Bei Mir Bist Du Schön on AO3
He opened his mouth to thank Essek but what came out instead was, “Deine Augen sind wunderschön.”
Essek stared at him, perfectly neutral save for the subtle rise of stark white eyebrows. “I don’t speak Zemnian,” he said, flashing his customary, placid little smile.
This is early Essek, well before c2e097, so this is a fully calculated move. That stare is him running simulations in his head, as it were, weighing his options, and he finally decides that he can learn more about Caleb if the guy thinks he doesn’t understand these little asides.
And boy did he ever just learn something juicy.
The second time, he was feeling petulant. Essek was normally a very patient and talented teacher, but there came a time when they butted heads over the best way to work a spell: Essek’s experience and Caleb’s contradicted each other, and neither was willing to admit that he was wrong because they weren’t. Caleb couldn’t have said why they were getting spirited over it. It was unlike them to lock horns this way, and the condescension chafed fiercely.
To my understanding, Wildemount never—at least post-Calamity—had a continent-spanning culture like the Roman Empire that would standardize learning across regions, and the Empire and Dynasty have utterly lacked in cultural exchange pretty much throughout their histories; so I reason that their approach to magic must be very damn different right down to the fundamentals. But, I also reason, magic is like math, in that there’s more than one way to come to a given conclusion—so the same spell cast by an Imperial mage might use different theory and somatic/verbal components with the same results.
I love fic that plays homage to cultural differences, so I figured that there must surely come a point where Caleb and Essek quibble about how to do a thing, with the crux being that they’re both right.
In a fit of pique, he muttered, “Du hast Glück, dass du abartig schön bist, denn du bist so ein Arsch.”
Essek’s head whipped up so fast that, for a moment, Caleb thought maybe he understood after all—but Essek just squinted at him without recognition and said, “I beg your pardon?”
Essek’s poker face is doing triple duty here because Caleb just said he’s hot af but also a dick, and this isn’t a sentiment Essek hasn’t heard before, but it hasn’t really gotten under his skin like it does this time.
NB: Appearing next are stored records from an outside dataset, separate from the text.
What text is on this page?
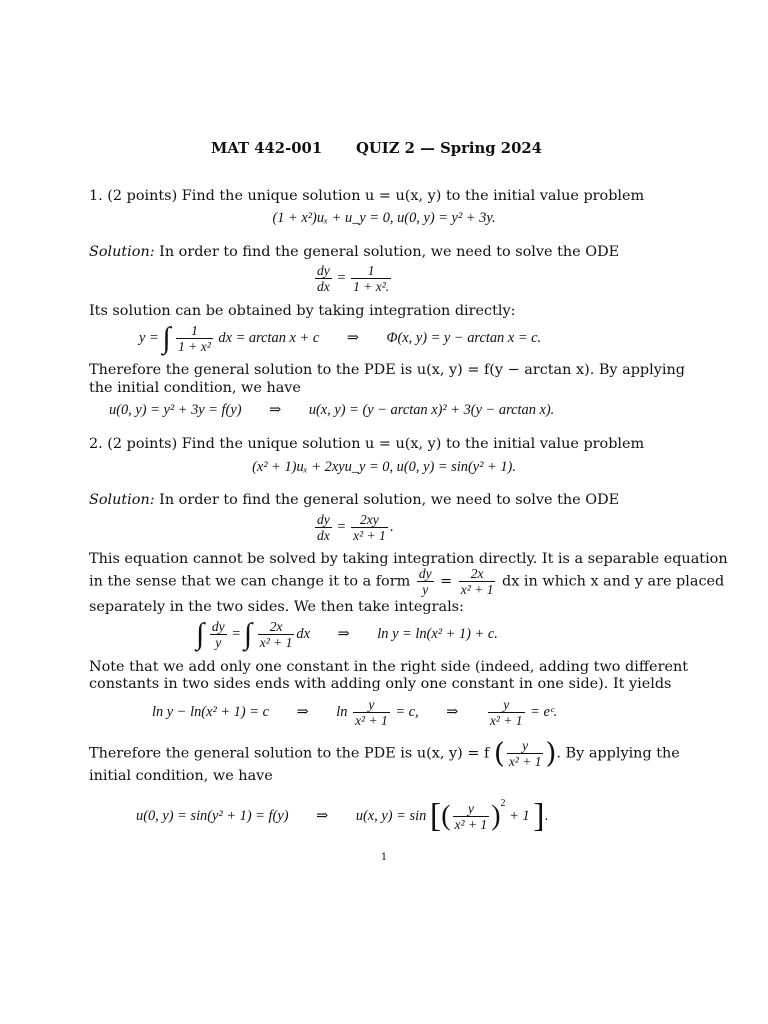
MAT 442-001 QUIZ 2 — Spring 2024
1. (2 points) Find the unique solution u = u(x, y) to the initial value problem
(1 + x²)uₓ + u_y = 0, u(0, y) = y² + 3y.
Solution: In order to find the general solution, we need to solve the ODE
$\frac{dy}{dx} = \frac{1}{\text{1 + x².}}$
Its solution can be obtained by taking integration directly:
y = ∫ $\frac{1}{\text{1 + x²}}$ dx = arctan x + c ⇒ Φ(x, y) = y − arctan x = c.
Therefore the general solution to the PDE is u(x, y) = f(y − arctan x). By applying
the initial condition, we have
u(0, y) = y² + 3y = f(y) ⇒ u(x, y) = (y − arctan x)² + 3(y − arctan x).
2. (2 points) Find the unique solution u = u(x, y) to the initial value problem
(x² + 1)uₓ + 2xyu_y = 0, u(0, y) = sin(y² + 1).
Solution: In order to find the general solution, we need to solve the ODE
$\frac{dy}{dx} = \frac{2xy}{\text{x² + 1}}$ .
This equation cannot be solved by taking integration directly. It is a separable equation
in the sense that we can change it to a form $\frac{dy}{y} = \frac{2x}{\text{x² + 1}}$ dx in which x and y are placed
separately in the two sides. We then take integrals:
∫ $\frac{dy}{y}$ = ∫ $\frac{2x}{\text{x² + 1}}$ dx ⇒ ln y = ln(x² + 1) + c.
Note that we add only one constant in the right side (indeed, adding two different
constants in two sides ends with adding only one constant in one side). It yields
ln y − ln(x² + 1) = c ⇒ $\ln \frac{y}{\text{x² + 1}} = c$, ⇒ $\frac{y}{\text{x² + 1}}$ = eᶜ.
Therefore the general solution to the PDE is u(x, y) = f ( $\frac{y}{\text{x² + 1}}$ ). By applying the
initial condition, we have
u(0, y) = sin(y² + 1) = f(y) ⇒ u(x, y) = sin [( $\frac{y}{\text{x² + 1}} )^2 + 1$ ].
1
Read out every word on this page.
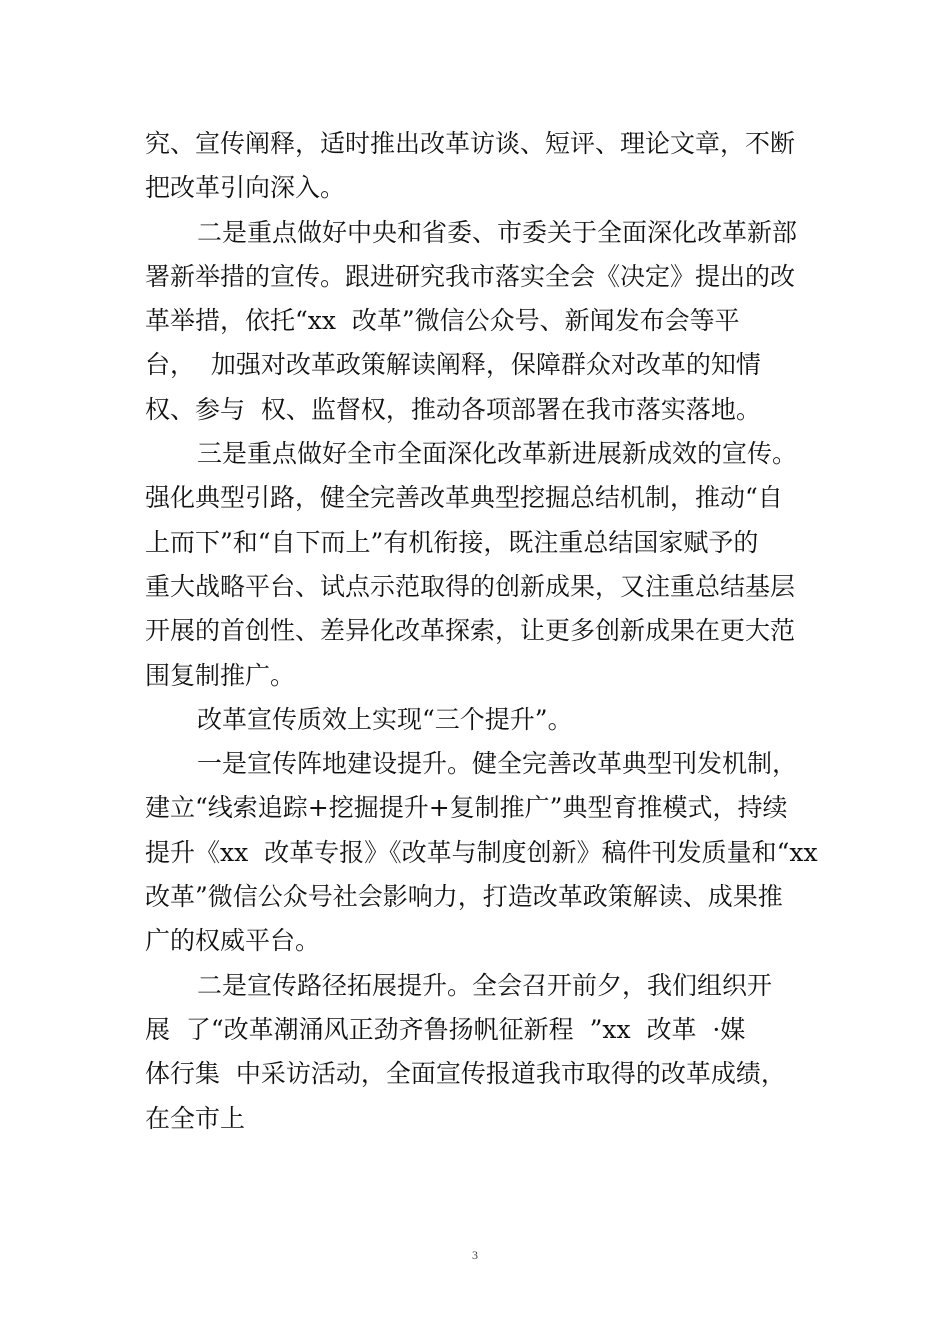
究、宣传阐释，适时推出改革访谈、短评、理论文章，不断
把改革引向深入。
二是重点做好中央和省委、市委关于全面深化改革新部
署新举措的宣传。跟进研究我市落实全会《决定》提出的改
革举措，依托“xx  改革”微信公众号、新闻发布会等平
台，  加强对改革政策解读阐释，保障群众对改革的知情
权、参与  权、监督权，推动各项部署在我市落实落地。
三是重点做好全市全面深化改革新进展新成效的宣传。
强化典型引路，健全完善改革典型挖掘总结机制，推动“自
上而下”和“自下而上”有机衔接，既注重总结国家赋予的
重大战略平台、试点示范取得的创新成果，又注重总结基层
开展的首创性、差异化改革探索，让更多创新成果在更大范
围复制推广。
改革宣传质效上实现“三个提升”。
一是宣传阵地建设提升。健全完善改革典型刊发机制，
建立“线索追踪+挖掘提升+复制推广”典型育推模式，持续
提升《xx  改革专报》《改革与制度创新》稿件刊发质量和“xx
改革”微信公众号社会影响力，打造改革政策解读、成果推
广的权威平台。
二是宣传路径拓展提升。全会召开前夕，我们组织开
展  了“改革潮涌风正劲齐鲁扬帆征新程  ”xx  改革  ·媒
体行集  中采访活动，全面宣传报道我市取得的改革成绩，
在全市上
3
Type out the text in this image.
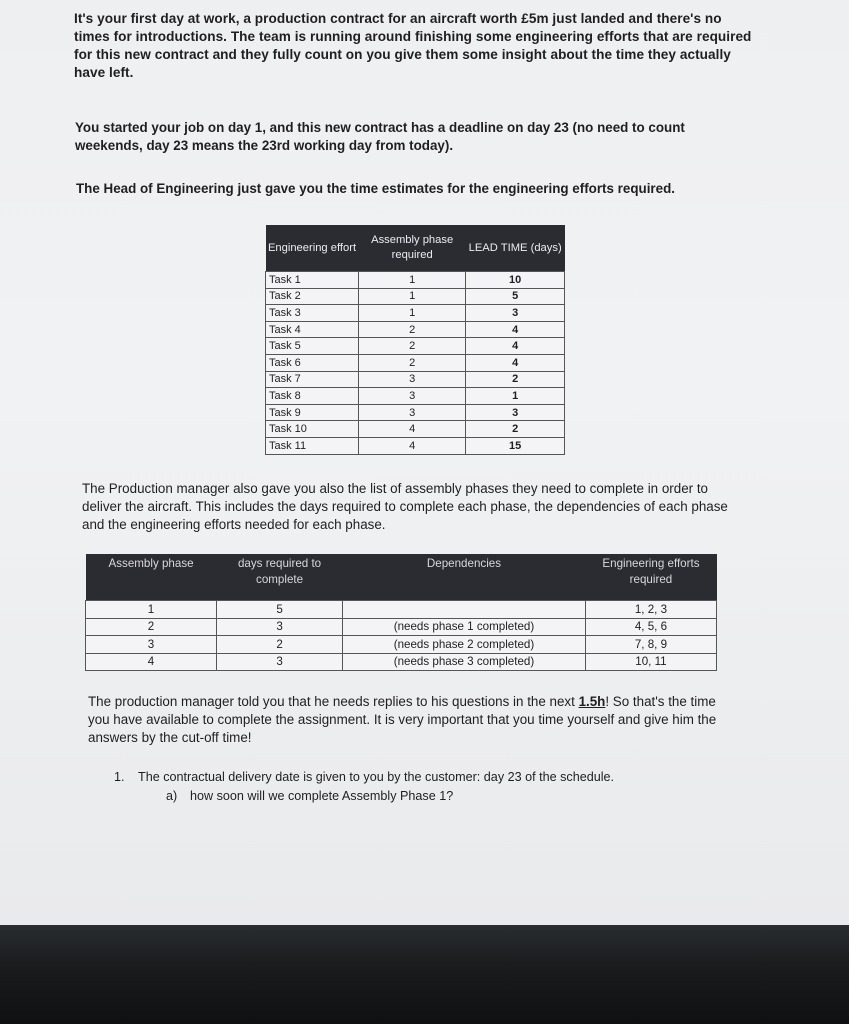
It's your first day at work, a production contract for an aircraft worth £5m just landed and there's no times for introductions. The team is running around finishing some engineering efforts that are required for this new contract and they fully count on you give them some insight about the time they actually have left.

You started your job on day 1, and this new contract has a deadline on day 23 (no need to count weekends, day 23 means the 23rd working day from today).

The Head of Engineering just gave you the time estimates for the engineering efforts required.

Engineering effort	Assembly phase required	LEAD TIME (days)
Task 1	1	10
Task 2	1	5
Task 3	1	3
Task 4	2	4
Task 5	2	4
Task 6	2	4
Task 7	3	2
Task 8	3	1
Task 9	3	3
Task 10	4	2
Task 11	4	15

The Production manager also gave you also the list of assembly phases they need to complete in order to deliver the aircraft. This includes the days required to complete each phase, the dependencies of each phase and the engineering efforts needed for each phase.

Assembly phase	days required to complete	Dependencies	Engineering efforts required
1	5		1, 2, 3
2	3	(needs phase 1 completed)	4, 5, 6
3	2	(needs phase 2 completed)	7, 8, 9
4	3	(needs phase 3 completed)	10, 11

The production manager told you that he needs replies to his questions in the next 1.5h! So that's the time you have available to complete the assignment. It is very important that you time yourself and give him the answers by the cut-off time!

1. The contractual delivery date is given to you by the customer: day 23 of the schedule.

a) how soon will we complete Assembly Phase 1?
Caleb passed a hand over his face and scratched at the beard he desperately needed to shave off. “Nothing,” he lied, “just annoyed with myself. This should be a moment of discovery, now that we know this can go either way. A door has unlocked and we’re both pulling it shut. Can we start again?”
The slip, and Essek’s reaction to it, made Caleb realize that they were both being dillweeds about the whole thing and it wasn’t going to move them forward at all.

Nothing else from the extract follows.